2020-10-22 09:02:25

by Szabolcs Nagy

[permalink] [raw]
Subject: Re: [systemd-devel] BTI interaction between seccomp filters in systemd and glibc mprotect calls, causing service failures

The 10/22/2020 09:18, Lennart Poettering wrote:
> On Mi, 21.10.20 22:44, Jeremy Linton ([email protected]) wrote:
>
> > Hi,
> >
> > There is a problem with glibc+systemd on BTI enabled systems. Systemd
> > has a service flag "MemoryDenyWriteExecute" which uses seccomp to deny
> > PROT_EXEC changes. Glibc enables BTI only on segments which are marked as
> > being BTI compatible by calling mprotect PROT_EXEC|PROT_BTI. That call is
> > caught by the seccomp filter, resulting in service failures.
> >
> > So, at the moment one has to pick either denying PROT_EXEC changes, or BTI.
> > This is obviously not desirable.
> >
> > Various changes have been suggested, replacing the mprotect with mmap calls
> > having PROT_BTI set on the original mapping, re-mmapping the segments,
> > implying PROT_EXEC on mprotect PROT_BTI calls when VM_EXEC is already set,
> > and various modification to seccomp to allow particular mprotect cases to
> > bypass the filters. In each case there seems to be an undesirable attribute
> > to the solution.
> >
> > So, whats the best solution?
>
> Did you see Topi's comments on the systemd issue?
>
> https://github.com/systemd/systemd/issues/17368#issuecomment-710485532
>
> I think I agree with this: it's a bit weird to alter the bits after
> the fact. Can't glibc set up everything right from the begining? That
> would keep both concepts working.

that's hard to do and does not work for the main exe currently
(which is mmaped by the kernel).

(it's hard to do because to know that the elf module requires
bti the PT_GNU_PROPERTY notes have to be accessed that are
often in the executable load segment, so either you mmap that
or have to read that, but the latter has a lot more failure
modes, so if i have to get the mmap flags right i'd do a mmap
and then re-mmap if the flags were not right)


2020-10-22 16:00:11

by Lennart Poettering

[permalink] [raw]
Subject: Re: [systemd-devel] BTI interaction between seccomp filters in systemd and glibc mprotect calls, causing service failures

On Do, 22.10.20 09:05, Szabolcs Nagy ([email protected]) wrote:

> > > Various changes have been suggested, replacing the mprotect with mmap calls
> > > having PROT_BTI set on the original mapping, re-mmapping the segments,
> > > implying PROT_EXEC on mprotect PROT_BTI calls when VM_EXEC is already set,
> > > and various modification to seccomp to allow particular mprotect cases to
> > > bypass the filters. In each case there seems to be an undesirable attribute
> > > to the solution.
> > >
> > > So, whats the best solution?
> >
> > Did you see Topi's comments on the systemd issue?
> >
> > https://github.com/systemd/systemd/issues/17368#issuecomment-710485532
> >
> > I think I agree with this: it's a bit weird to alter the bits after
> > the fact. Can't glibc set up everything right from the begining? That
> > would keep both concepts working.
>
> that's hard to do and does not work for the main exe currently
> (which is mmaped by the kernel).
>
> (it's hard to do because to know that the elf module requires
> bti the PT_GNU_PROPERTY notes have to be accessed that are
> often in the executable load segment, so either you mmap that
> or have to read that, but the latter has a lot more failure
> modes, so if i have to get the mmap flags right i'd do a mmap
> and then re-mmap if the flags were not right)

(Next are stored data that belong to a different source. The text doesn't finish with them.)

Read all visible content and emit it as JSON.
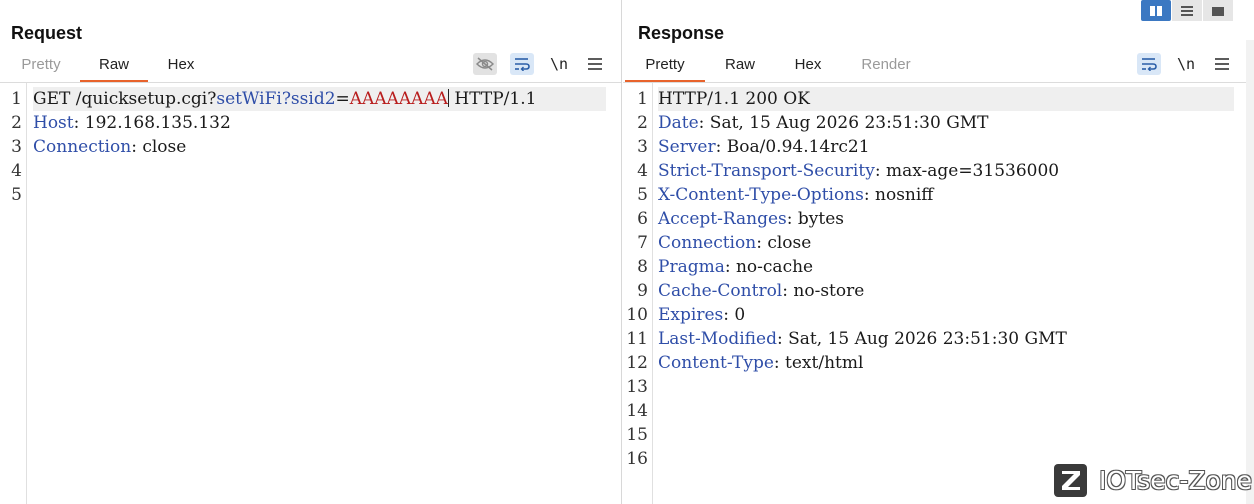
{
  "request": {
    "title": "Request",
    "tabs": [
      "Pretty",
      "Raw",
      "Hex"
    ],
    "active_tab": "Raw",
    "newline_label": "\\n",
    "line_numbers": [
      "1",
      "2",
      "3",
      "4",
      "5"
    ],
    "line1": {
      "method": "GET /quicksetup.cgi?",
      "param_name": "setWiFi?ssid2",
      "equals": "=",
      "param_value": "AAAAAAAA",
      "protocol": " HTTP/1.1"
    },
    "headers": [
      {
        "name": "Host",
        "value": " 192.168.135.132"
      },
      {
        "name": "Connection",
        "value": " close"
      }
    ]
  },
  "response": {
    "title": "Response",
    "tabs": [
      "Pretty",
      "Raw",
      "Hex",
      "Render"
    ],
    "active_tab": "Pretty",
    "newline_label": "\\n",
    "line_numbers": [
      "1",
      "2",
      "3",
      "4",
      "5",
      "6",
      "7",
      "8",
      "9",
      "10",
      "11",
      "12",
      "13",
      "14",
      "15",
      "16"
    ],
    "status_line": "HTTP/1.1 200 OK",
    "headers": [
      {
        "name": "Date",
        "value": " Sat, 15 Aug 2026 23:51:30 GMT"
      },
      {
        "name": "Server",
        "value": " Boa/0.94.14rc21"
      },
      {
        "name": "Strict-Transport-Security",
        "value": " max-age=31536000"
      },
      {
        "name": "X-Content-Type-Options",
        "value": " nosniff"
      },
      {
        "name": "Accept-Ranges",
        "value": " bytes"
      },
      {
        "name": "Connection",
        "value": " close"
      },
      {
        "name": "Pragma",
        "value": " no-cache"
      },
      {
        "name": "Cache-Control",
        "value": " no-store"
      },
      {
        "name": "Expires",
        "value": " 0"
      },
      {
        "name": "Last-Modified",
        "value": " Sat, 15 Aug 2026 23:51:30 GMT"
      },
      {
        "name": "Content-Type",
        "value": " text/html"
      }
    ]
  },
  "watermark": {
    "text": "IOTsec-Zone",
    "logo_letter": "Z"
  },
  "colors": {
    "accent_tab": "#e8632c",
    "header_key": "#2f4ea8",
    "param_value": "#b81c1c",
    "view_active": "#3b78c2"
  }
}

Only other option I then see is to neuter one of the two
mechanisms. We could certainly turn off MDWE on arm in systemd, if
people want that. Or make it a build-time choice, so that distros make
the choice: build everything with BTI xor suppport MDWE.

(Might make sense for glibc to gracefully fallback to non-BTI mode if
the mprotect() fails though, to make sure BTI-built binaries work
everywhere.)

I figure your interest in ARM system security is bigger than mine. I
am totally fine to turn off MDWE on ARM if that's what the Linux ARM
folks want. I ave no horse in the race. Just let me know.

[An acceptable compromise might be to allow
mprotect(PROT_EXEC|PROT_BTI) if MDWE is on, but prohibit
mprotect(PROT_EXEC) without PROT_BTI. Then at least you get one of the
two protections, but not both. I mean, MDWE is not perfect anyway on
non-x86-64 already: on 32bit i386 MDWE protection is not complete, due
to ipc() syscall multiplexing being unmatchable with seccomp. I
personally am happy as long as it works fully on x86-64]

Lennart

--
Lennart Poettering, Berlin